Lentement, j’ai haussé les épaules tout en jetant un regard de côté, stupéfaite par le parfait sang-froid dont je faisais preuve, bien qu’il ne fallût pas longtemps pour qu’il commence à s’étioler et que je sorte du rôle que Messalina voulait tant que j’épouse.
Je n’étais pas habituée à côtoyer des garçons aussi craquants, et Dacian se classait haut la main dans la catégorie des « super craquants ». Je le connaissais depuis moins d’une minute et il s’était déjà attribué la première place de mon « hit-parade des cinq garçons les plus craquants de la Terre », lequel comprenait autant les vivants que les fantômes et les célébrités (et ce, même si sa toge ressemblait un peu à une robe).
Bref, Aurelia excellait à ce type d’exercices, pas Riley. Mais j’avais beau avoir très envie de poursuivre mon rôle, Aurelia était opprimée par le signal d’alarme qui s’était déclenché dans ma tête, une petite voix prudente qui avait quelque chose de terriblement agaçant : Ne te laisse pas distraire ! Tu ne t’appelles pas Aurelia et Dacian ne fait pas partie de tes objectifs, aussi craquant soit-il. Tu es ici pour trouver Theocoles et lui faire traverser le pont, c’est tout !
Cette voix était bruyante, beaucoup plus que je ne le voulais. Et pourtant, elle n’avait pas la moindre chance contre celle de Messalina quand cette dernière a serré ma main dans les siennes et aussitôt faire taire mes pensées.
– Si tu veux bien m’excuser, Aurelia, je dois aller m’occuper de ma tante un moment. J’espère que ça ne t’ennuie pas si je te laisse aux bons soins de Dacian. Je crois que je suis bien placée pour répondre de sa bonté et de sa générosité.
Elle s’est ensuite adressée à ce dernier d’une voix légère et charmeuse :
– Et j’espère pour ta part que tu ne me feras pas regretter ces éloges dont je viens de te couvrir. Je compte sur toi pour te montrer sous ton meilleur jour et te conduire comme le parfait gentleman que tu sais être, au moins le temps de tenir compagnie à Aurelia.
Je me suis tournée vers elle en la suppliant du regard de rester. Subitement, mon air faussement timide et imperturbable cédait à une crise de panique avérée à l’idée d’être seule avec lui. Je faisais peut-être plus vieille que mon âge, mais ce n’était qu’une apparence. Intérieurement, je n’avais pas changé. J’étais toujours la petite Riley Bloom maigrichonne qui tremblait comme une feuille. Inutile de le nier, j’étais totalement dépassée.
Cependant, si Messalina a capté mon regard implorant, elle a choisi de l’ignorer. Impuissante et horrifiée, je l’ai alors regardée tourner les talons et se diriger à l’autre bout de la salle, vers l’endroit où, quelques minutes plus tôt, se tenait Theocoles.

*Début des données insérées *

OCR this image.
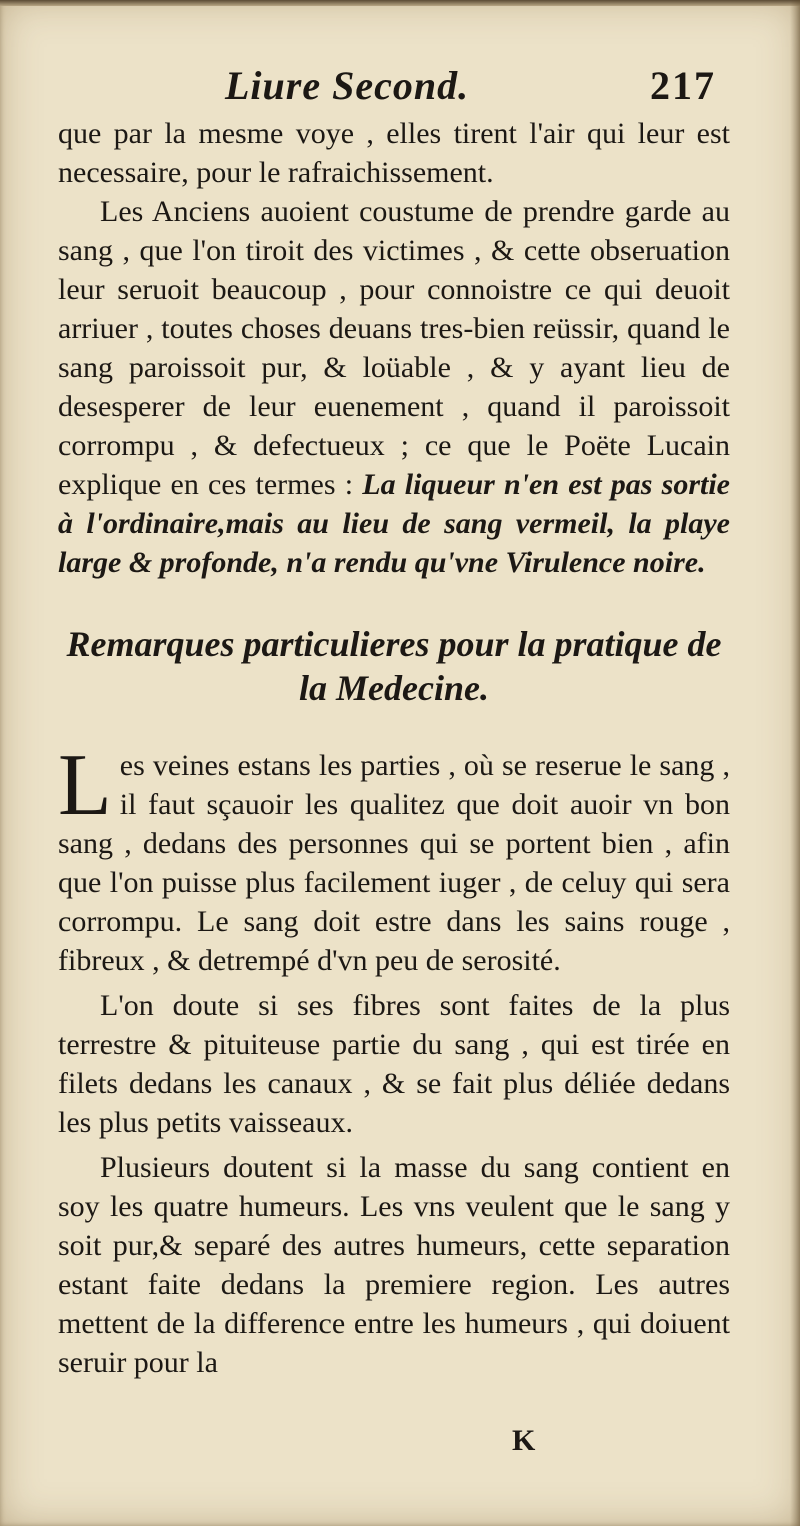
Liure Second.	217

que par la mesme voye , elles tirent l'air qui leur est necessaire, pour le rafraichissement.

Les Anciens auoient coustume de prendre garde au sang , que l'on tiroit des victimes , & cette obseruation leur seruoit beaucoup , pour connoistre ce qui deuoit arriuer , toutes choses deuans tres-bien reüssir, quand le sang paroissoit pur, & loüable , & y ayant lieu de desesperer de leur euenement , quand il paroissoit corrompu , & defectueux ; ce que le Poëte Lucain explique en ces termes : La liqueur n'en est pas sortie à l'ordinaire,mais au lieu de sang vermeil, la playe large & profonde, n'a rendu qu'vne Virulence noire.

Remarques particulieres pour la pratique de la Medecine.

L es veines estans les parties , où se reserue le sang , il faut sçauoir les qualitez que doit auoir vn bon sang , dedans des personnes qui se portent bien , afin que l'on puisse plus facilement iuger , de celuy qui sera corrompu. Le sang doit estre dans les sains rouge , fibreux , & detrempé d'vn peu de serosité.

L'on doute si ses fibres sont faites de la plus terrestre & pituiteuse partie du sang , qui est tirée en filets dedans les canaux , & se fait plus déliée dedans les plus petits vaisseaux.

Plusieurs doutent si la masse du sang contient en soy les quatre humeurs. Les vns veulent que le sang y soit pur,& separé des autres humeurs, cette separation estant faite dedans la premiere region. Les autres mettent de la difference entre les humeurs , qui doiuent seruir pour la

K
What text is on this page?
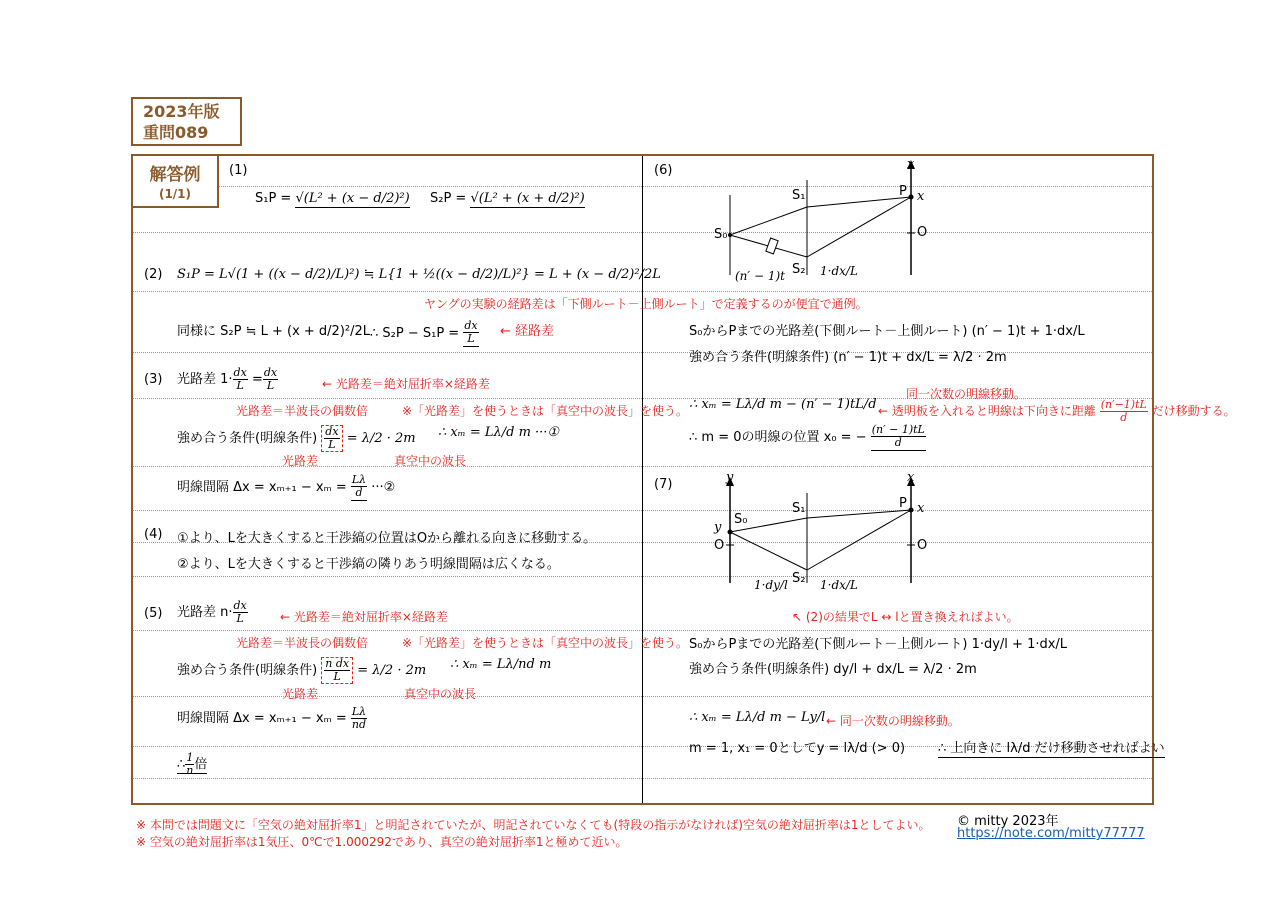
2023年版
重問089
解答例
(1/1)
(1)
S₁P = √(L² + (x − d/2)²) S₂P = √(L² + (x + d/2)²)
(2) S₁P = L√(1 + ((x − d/2)/L)²) ≒ L{1 + ½((x − d/2)/L)²} = L + (x − d/2)²/2L
ヤングの実験の経路差は「下側ルート－上側ルート」で定義するのが便宜で通例。
同様に S₂P ≒ L + (x + d/2)²/2L ∴ $S_2P - S_1P = \frac{dx}{L}$ ← 経路差
(3) 光路差 $1\cdot \frac{dx}{L} = \frac{dx}{L}$	← 光路差＝絶対屈折率×経路差
光路差＝半波長の偶数倍	※「光路差」を使うときは「真空中の波長」を使う。
強め合う条件(明線条件) $\frac{dx}{L} = \lambda/2 \cdot 2m$ ∴ xₘ = Lλ/d m ···①
光路差	真空中の波長
明線間隔 $\Delta x = x_{m+1} - x_m = \frac{L\lambda}{d}$ ···②
(4) ①より、Lを大きくすると干渉縞の位置はOから離れる向きに移動する。
②より、Lを大きくすると干渉縞の隣りあう明線間隔は広くなる。
(5) 光路差 $n\cdot \frac{dx}{L}$	← 光路差＝絶対屈折率×経路差
光路差＝半波長の偶数倍	※「光路差」を使うときは「真空中の波長」を使う。
強め合う条件(明線条件) $\frac{\text{n dx}}{L} = \lambda/2 \cdot 2m$ ∴ xₘ = Lλ/nd m
光路差	真空中の波長
明線間隔 $\Delta x = x_{m+1} - x_m = \frac{L\lambda}{nd}$
∴ $\frac{1}{n}$ 倍
(6)	x
P x
O
S₀
S₁
S₂
(n′ − 1)t	1·dx/L
S₀からPまでの光路差(下側ルート－上側ルート) (n′ − 1)t + 1·dx/L
強め合う条件(明線条件) (n′ − 1)t + dx/L = λ/2 · 2m
同一次数の明線移動。
← 透明板を入れると明線は下向きに距離 $\frac{(n'-1)tL}{d}$ だけ移動する。
∴ xₘ = Lλ/d m − (n′ − 1)tL/d
∴ m = 0の明線の位置 x₀ = − $\frac{(n' - 1)tL}{d}$
(7)	y
y
O
x
P x
O
S₀
S₁
S₂
1·dy/l	1·dx/L
↖ (2)の結果でL ↔ lと置き換えればよい。
S₀からPまでの光路差(下側ルート－上側ルート) 1·dy/l + 1·dx/L
強め合う条件(明線条件) dy/l + dx/L = λ/2 · 2m
∴ xₘ = Lλ/d m − Ly/l ← 同一次数の明線移動。
m = 1, x₁ = 0としてy = lλ/d (> 0)	∴ 上向きに lλ/d だけ移動させればよい
※ 本問では問題文に「空気の絶対屈折率1」と明記されていたが、明記されていなくても(特段の指示がなければ)空気の絶対屈折率は1としてよい。
※ 空気の絶対屈折率は1気圧、0℃で1.000292であり、真空の絶対屈折率1と極めて近い。
© mitty 2023年
https://note.com/mitty77777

Marmonnant une piteuse excuse, je me suis élancée dans son sillage, mais j’étais trop lente, et elle, trop rapide, et j’ai eu un mal fou à ne pas la perdre de vue.
D’un regard anxieux, je suivais les froufrous de l’ourlet rouge de sa robe, le mouvement de sa chevelure brune, gardant un œil sur chacun de ses pas pour emprunter exactement la même trajectoire, jusqu’à ce que Dacian me rattrape et m’agrippe doucement le bras.
– Je vous en prie, ne partez pas… Nous venons à peine de faire connaissance et il me reste encore tant de choses à découvrir de vous ! D’où venez-vous ? Comment se fait-il qu’on ne se soit jamais croisés ou que je n’aie jamais entendu parler de vous ?
J’ai détourné les yeux une fraction de seconde – moins que ça, même, je le jure – mais ça a suffi. Le temps d’apercevoir le visage souriant de Dacian et de reporter aussitôt mon attention sur Messalina, elle s’était volatilisée. Et pour moi, il était évident qu’elle m’avait plantée là exprès.